Archive for August, 2009|Monthly archive page

The Creation @ Avery Fisher Hall

In Uncategorized on August 26, 2009 at 1:45 pm

I don’t think that I ever heard The Creation by Joseph Haydn and can’t imagine why after the performance at Avery Fisher Hall. Last minute Goldstar tickets found me dead center in the hall to hear The Festival Orchestra and Chorus give a delightful rendition of Haydn’s Creation. There was a superstructure over the stage that seemed to make the much knocked sound way better. The story, you can guess the ending, is told by a soprano, Carolyn Sampson, a bass, Peter Rose, and a tenor, Mathew Polenzani, and the Concert Chorale of NY all led by Louis Langree. The music is ethereal as you would expect from Haydn and the singing was terrific, with a particularly strong contribution by Rose. There was a architectural contraption over the players that made the sound jump into the theater, good job, hope they keep it for the “real”season. Each day of Genisis unfolds with care and grace and not much pain, no snakes in the garden for instance; and ends with a flourish that brought the audience to it’s feet and Louis had to finally tell us it was time to go with a wave of the Hayn score that was the star of the show.

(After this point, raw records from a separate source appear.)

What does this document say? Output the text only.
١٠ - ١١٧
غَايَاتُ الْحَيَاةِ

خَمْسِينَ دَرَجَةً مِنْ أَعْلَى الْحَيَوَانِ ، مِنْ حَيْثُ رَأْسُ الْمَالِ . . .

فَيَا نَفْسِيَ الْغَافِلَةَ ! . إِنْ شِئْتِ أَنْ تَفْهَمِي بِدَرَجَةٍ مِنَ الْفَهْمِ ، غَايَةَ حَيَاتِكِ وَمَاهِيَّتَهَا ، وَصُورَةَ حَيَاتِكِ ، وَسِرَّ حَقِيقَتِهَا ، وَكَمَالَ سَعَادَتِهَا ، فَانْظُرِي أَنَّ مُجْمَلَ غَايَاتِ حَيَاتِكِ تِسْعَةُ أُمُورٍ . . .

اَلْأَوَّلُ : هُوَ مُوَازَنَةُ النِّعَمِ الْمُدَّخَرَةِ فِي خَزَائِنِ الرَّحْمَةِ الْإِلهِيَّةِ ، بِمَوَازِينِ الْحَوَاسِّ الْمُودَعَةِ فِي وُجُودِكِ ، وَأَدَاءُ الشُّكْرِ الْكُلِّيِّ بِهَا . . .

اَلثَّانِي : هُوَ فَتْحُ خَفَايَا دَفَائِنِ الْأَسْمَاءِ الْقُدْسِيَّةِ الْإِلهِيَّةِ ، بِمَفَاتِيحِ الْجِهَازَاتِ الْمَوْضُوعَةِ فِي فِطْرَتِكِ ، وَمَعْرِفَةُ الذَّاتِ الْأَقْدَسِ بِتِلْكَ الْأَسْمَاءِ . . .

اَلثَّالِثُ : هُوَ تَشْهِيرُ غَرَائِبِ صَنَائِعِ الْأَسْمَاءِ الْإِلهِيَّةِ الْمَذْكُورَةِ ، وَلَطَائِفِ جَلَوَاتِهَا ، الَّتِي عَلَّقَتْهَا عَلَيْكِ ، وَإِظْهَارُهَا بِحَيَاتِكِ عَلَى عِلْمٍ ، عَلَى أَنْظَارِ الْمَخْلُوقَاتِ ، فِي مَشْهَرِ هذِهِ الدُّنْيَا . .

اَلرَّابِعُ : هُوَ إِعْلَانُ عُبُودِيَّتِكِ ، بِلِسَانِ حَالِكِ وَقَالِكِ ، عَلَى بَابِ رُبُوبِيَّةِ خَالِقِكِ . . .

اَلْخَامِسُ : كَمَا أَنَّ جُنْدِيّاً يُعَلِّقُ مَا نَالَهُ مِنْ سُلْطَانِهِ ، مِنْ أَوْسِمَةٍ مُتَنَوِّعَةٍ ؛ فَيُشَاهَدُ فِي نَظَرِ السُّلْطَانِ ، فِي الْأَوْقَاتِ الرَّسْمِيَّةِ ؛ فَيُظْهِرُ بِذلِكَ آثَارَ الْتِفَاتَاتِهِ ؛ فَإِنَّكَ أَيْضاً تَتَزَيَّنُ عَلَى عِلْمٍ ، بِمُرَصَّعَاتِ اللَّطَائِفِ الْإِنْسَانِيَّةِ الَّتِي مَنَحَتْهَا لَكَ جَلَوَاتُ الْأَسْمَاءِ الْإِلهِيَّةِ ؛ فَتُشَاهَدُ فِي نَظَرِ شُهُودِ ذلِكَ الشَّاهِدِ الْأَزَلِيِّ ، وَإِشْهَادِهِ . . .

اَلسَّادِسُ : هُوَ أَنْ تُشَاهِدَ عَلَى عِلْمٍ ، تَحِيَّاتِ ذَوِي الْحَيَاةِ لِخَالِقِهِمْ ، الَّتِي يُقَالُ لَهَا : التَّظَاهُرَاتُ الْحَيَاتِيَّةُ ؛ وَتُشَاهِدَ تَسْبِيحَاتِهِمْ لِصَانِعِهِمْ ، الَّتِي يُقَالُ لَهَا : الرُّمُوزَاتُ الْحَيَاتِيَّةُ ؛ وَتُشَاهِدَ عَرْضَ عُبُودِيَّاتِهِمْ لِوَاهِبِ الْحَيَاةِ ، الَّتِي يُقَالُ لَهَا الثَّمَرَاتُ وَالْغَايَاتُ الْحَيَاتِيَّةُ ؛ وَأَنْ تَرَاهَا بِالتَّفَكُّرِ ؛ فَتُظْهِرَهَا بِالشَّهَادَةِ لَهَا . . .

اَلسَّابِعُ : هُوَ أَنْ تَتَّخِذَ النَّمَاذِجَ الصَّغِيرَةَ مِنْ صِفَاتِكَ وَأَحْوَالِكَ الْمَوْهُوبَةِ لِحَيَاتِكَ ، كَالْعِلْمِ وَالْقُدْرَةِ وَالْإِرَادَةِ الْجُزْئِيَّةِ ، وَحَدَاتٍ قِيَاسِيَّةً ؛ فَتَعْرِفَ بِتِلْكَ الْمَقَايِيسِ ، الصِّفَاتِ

Taka Kigawa @ Le Poisson Rouge

In Uncategorized on August 26, 2009 at 1:40 pm

It’s sort of fun to hear ‘classical” music in a rock concert format. I can’t say that standing for a hour and a half is the best but, it was worth it to hear Taka Kigawa play some Boulez, a little early composition and a very late series and Murail, who I don’t know, with some Bach thrown in, he’s modern according to Taka, and ending with Legiti. This was a daunting program for a very talented, and unknown to me, pianist. He played with great style and drama, making the difficult music accessible and fun to hear. It’s important to hear this music and Taka made it easy in this rock concert format. That’ why there is only standing room for these events. People want to enjoy the music and Le Poisson Rouge is the place to do it. A $15 cover and great beers on tap and a nice menu and good service make this the best deal in town. Let’s hear more of our new pal Taka Kigawa

The Bacchae@ Central Park

In Uncategorized on August 21, 2009 at 1:08 pm

Holy makeral; I got 2 tickets to the Delecorte on the virtual line; Yea! The Bacchae is a Euripides tragedy directed by Joanne Akalaits and music by Phillip Glass, free in Shakespeare in the Park.
Dionysus wanting to establish himself as a god to reckon with ensnares Pentheus, who will not worship him, to search for the Bacchae; who have taken the women of Thebes and driven them wild; leaving their homes and children and living in ecstasy. Cadmus, Pentheus’ grandfather, and Teiresias, a blind prophet,are leaving to dance for the god when thy encounter Pentheus. Pentheus is enraged and arrests Dionysus , but can’t keep him in chains. Pentheus is moved by Dionysus to look for his cities’ women;in drag so he won’t be recognized, and is killed by his mother and his aunts, real disfunction. His mother thinks he is a lion or a bear that she has killed with her bare hands; that is until she meets her father , Cadmus, and he reveals the truth to her and they realize the family is doomed and banished from the city All this action is narated by the chrous(the Bacchae) in fine voices to Glass’s marvelous score. As Phillip Glass writes for voices his style moves and flowers into a new Phillip Glass sound. The singing and chanting and scolding that The Bacchae do is the back bone of the story; they are wonderful!! Jonathan Groff as Dionysus is thrilling and scarey and Anthony Mackie as Pentheus brings real tragedy in his downfall and death. Cadmus, George Barteneiff and Agave, Joan Macintosh, bring the tale to it’s horrific end and we know the peril of trying to deal with the gods, after all they are gods, duh!

Frieda Payne @ Iridium

In Uncategorized on August 7, 2009 at 1:07 pm

Disco Queen meets Ella at Iridium sounds a little forced and it was. Freida can sing and did a creditable job on lots of Ella tunes along with biographical anecdotes; who wrote the song, who was in the band who Ella was with and like that. You have to love any one that sings “Spring Can Really Hang You Up The Most” and includes the verse! Freida was happy with how she looked and shared how hard it was to to squeeze into her dress; I thought she looked good, but that was too much info, need to know line was crossed. Her trio was wonderful with the right style for each of the composers or band leaders; The Count,The Duke, Jelly Roll etc. She put together a stylish and entertaining show that the crowd loved. I could have done without the “Band Of Gold” encore, but the boomers loved it, so be it.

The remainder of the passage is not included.